Healthy Food for Body and Soul
Abundant Table
Patsy's Favorite Muffins
Here’s a super-easy and versatile muffin recipe that is dairy-free, egg-free and nut-free. Based on this one recipe, you can make all different varieties, like blueberry, cranberry and, my favorite, chocolate chip.
—Patsy Rosenberg
1 3/4 cups flour
1/2 cup dark brown sugar
1/2 cup white sugar
4 teaspoons baking powder
1 1/2 teaspoons salt
1 cup soy milk*
1/3 cup margarine**
3 teaspoons vanilla extract
3/4 cup dairy-free chocolate chips, blueberries or cranberries
Preheat oven to 400°F. Grease bottom of muffin tins or use paper baking cups. In medium bowl, combine all dry ingredients except for chips or berries. In large bowl, beat soy milk, margarine and vanilla together for 2 minutes. Add dry muffin mixture to the bowl with the wet ingredients and stir until mix is well-moistened. Muffin mix should be lumpy! Gently stir in chocolate chips or berries of your choice.
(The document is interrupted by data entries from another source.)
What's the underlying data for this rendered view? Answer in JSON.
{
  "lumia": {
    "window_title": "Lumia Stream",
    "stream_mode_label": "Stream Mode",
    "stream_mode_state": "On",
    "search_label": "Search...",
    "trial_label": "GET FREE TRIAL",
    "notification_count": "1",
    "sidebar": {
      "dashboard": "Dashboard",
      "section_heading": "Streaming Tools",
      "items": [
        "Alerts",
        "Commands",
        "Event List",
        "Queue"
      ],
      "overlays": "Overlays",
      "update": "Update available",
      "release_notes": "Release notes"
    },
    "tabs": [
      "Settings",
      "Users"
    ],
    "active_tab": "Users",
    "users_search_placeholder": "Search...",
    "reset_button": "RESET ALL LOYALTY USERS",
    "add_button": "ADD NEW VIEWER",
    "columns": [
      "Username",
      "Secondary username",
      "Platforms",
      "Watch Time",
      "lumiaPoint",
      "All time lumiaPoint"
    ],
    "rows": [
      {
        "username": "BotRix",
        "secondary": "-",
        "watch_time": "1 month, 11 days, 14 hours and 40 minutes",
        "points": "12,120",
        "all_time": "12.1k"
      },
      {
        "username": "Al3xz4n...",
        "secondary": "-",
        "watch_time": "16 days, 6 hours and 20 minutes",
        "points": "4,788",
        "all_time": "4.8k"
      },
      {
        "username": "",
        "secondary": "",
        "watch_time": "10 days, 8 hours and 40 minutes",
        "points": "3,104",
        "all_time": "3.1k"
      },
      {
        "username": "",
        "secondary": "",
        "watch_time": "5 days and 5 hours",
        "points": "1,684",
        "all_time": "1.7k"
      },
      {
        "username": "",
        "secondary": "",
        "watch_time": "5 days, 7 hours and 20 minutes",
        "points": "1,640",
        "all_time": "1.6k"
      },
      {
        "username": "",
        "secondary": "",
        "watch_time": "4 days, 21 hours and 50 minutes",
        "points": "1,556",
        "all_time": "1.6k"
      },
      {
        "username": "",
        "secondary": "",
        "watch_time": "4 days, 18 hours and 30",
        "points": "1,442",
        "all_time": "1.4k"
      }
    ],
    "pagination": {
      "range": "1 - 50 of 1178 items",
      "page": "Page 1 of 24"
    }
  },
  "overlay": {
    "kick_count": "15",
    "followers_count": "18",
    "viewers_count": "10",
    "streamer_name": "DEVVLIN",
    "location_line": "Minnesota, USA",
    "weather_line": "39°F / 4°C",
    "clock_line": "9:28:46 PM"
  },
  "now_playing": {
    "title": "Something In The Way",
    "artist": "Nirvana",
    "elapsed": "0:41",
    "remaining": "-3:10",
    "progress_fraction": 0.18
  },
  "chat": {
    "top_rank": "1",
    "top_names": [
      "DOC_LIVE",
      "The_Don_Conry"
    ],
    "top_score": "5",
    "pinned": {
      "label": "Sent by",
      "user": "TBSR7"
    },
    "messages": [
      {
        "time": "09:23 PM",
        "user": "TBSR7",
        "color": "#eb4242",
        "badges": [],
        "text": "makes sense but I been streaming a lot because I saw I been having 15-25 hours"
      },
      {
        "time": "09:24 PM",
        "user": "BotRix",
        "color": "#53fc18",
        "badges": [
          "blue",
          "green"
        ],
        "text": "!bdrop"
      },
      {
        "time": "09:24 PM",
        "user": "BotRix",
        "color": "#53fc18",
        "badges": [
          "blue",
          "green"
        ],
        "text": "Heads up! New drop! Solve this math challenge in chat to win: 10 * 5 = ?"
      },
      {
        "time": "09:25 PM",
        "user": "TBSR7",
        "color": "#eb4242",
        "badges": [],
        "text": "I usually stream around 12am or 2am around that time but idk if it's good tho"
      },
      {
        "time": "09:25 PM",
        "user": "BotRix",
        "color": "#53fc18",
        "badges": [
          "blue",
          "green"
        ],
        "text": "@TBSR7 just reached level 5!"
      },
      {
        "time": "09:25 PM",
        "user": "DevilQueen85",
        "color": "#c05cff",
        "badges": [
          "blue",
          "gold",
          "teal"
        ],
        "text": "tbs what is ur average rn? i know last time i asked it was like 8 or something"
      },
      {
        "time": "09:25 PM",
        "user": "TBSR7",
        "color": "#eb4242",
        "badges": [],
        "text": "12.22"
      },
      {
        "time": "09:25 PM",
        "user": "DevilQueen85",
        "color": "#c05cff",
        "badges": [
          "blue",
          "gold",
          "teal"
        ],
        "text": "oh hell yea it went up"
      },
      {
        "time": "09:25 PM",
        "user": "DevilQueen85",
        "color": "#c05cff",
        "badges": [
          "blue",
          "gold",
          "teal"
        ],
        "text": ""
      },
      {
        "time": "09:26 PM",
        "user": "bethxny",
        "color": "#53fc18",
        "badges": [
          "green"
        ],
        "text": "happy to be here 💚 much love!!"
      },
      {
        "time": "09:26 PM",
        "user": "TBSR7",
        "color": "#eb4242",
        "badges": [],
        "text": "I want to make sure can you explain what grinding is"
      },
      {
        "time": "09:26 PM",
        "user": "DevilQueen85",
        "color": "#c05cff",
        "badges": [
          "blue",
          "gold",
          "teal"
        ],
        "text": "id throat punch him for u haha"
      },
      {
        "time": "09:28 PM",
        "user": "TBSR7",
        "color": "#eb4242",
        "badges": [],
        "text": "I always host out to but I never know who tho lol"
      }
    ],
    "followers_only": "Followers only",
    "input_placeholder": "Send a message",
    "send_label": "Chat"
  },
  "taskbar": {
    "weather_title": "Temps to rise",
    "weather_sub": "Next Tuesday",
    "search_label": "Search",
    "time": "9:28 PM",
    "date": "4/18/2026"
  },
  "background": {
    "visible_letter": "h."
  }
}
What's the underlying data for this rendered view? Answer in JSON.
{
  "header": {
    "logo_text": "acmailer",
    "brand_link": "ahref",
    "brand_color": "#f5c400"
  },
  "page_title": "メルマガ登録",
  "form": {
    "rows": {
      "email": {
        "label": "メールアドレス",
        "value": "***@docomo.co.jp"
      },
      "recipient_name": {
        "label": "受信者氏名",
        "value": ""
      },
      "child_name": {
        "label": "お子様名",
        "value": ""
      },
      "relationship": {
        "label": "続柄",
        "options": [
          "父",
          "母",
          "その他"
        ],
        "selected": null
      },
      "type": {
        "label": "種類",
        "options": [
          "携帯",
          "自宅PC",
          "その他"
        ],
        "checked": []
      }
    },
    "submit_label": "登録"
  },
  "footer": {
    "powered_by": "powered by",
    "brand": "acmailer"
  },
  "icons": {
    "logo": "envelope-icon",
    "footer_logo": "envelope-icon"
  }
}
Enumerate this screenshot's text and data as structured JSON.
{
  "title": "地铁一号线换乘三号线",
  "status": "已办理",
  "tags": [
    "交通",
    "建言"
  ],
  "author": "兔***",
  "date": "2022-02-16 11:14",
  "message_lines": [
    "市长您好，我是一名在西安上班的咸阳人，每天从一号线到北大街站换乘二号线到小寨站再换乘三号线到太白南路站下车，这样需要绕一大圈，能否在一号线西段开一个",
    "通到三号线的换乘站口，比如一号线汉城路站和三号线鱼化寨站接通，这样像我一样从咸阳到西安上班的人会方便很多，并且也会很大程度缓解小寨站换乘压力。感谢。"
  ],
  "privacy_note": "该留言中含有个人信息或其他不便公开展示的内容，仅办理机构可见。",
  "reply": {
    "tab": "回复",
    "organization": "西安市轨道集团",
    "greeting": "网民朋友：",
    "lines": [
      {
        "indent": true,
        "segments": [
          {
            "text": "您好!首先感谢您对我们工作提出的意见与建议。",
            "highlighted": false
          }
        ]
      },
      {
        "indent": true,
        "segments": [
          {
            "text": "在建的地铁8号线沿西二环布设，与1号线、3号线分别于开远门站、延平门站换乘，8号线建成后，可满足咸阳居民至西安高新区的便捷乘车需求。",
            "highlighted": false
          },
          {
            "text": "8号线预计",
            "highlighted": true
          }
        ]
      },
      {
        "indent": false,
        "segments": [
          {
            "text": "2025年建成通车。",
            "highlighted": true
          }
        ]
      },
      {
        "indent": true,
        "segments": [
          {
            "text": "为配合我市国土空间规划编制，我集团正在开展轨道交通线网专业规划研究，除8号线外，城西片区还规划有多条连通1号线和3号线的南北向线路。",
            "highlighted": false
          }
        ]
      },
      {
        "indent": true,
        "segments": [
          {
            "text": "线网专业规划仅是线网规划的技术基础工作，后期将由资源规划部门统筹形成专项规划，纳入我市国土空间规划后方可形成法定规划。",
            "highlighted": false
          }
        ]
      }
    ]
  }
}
Fill each muffin cup 2/3 full with muffin mix and bake for 15 minutes or until tops are golden brown. Let muffins sit for 5 minutes then place on a rack to cool. Makes 12 small or 6 large muffins. Enjoy!
*You may substitute rice milk or milk.
**Substitute dairy-free margarine or butter according to your needs.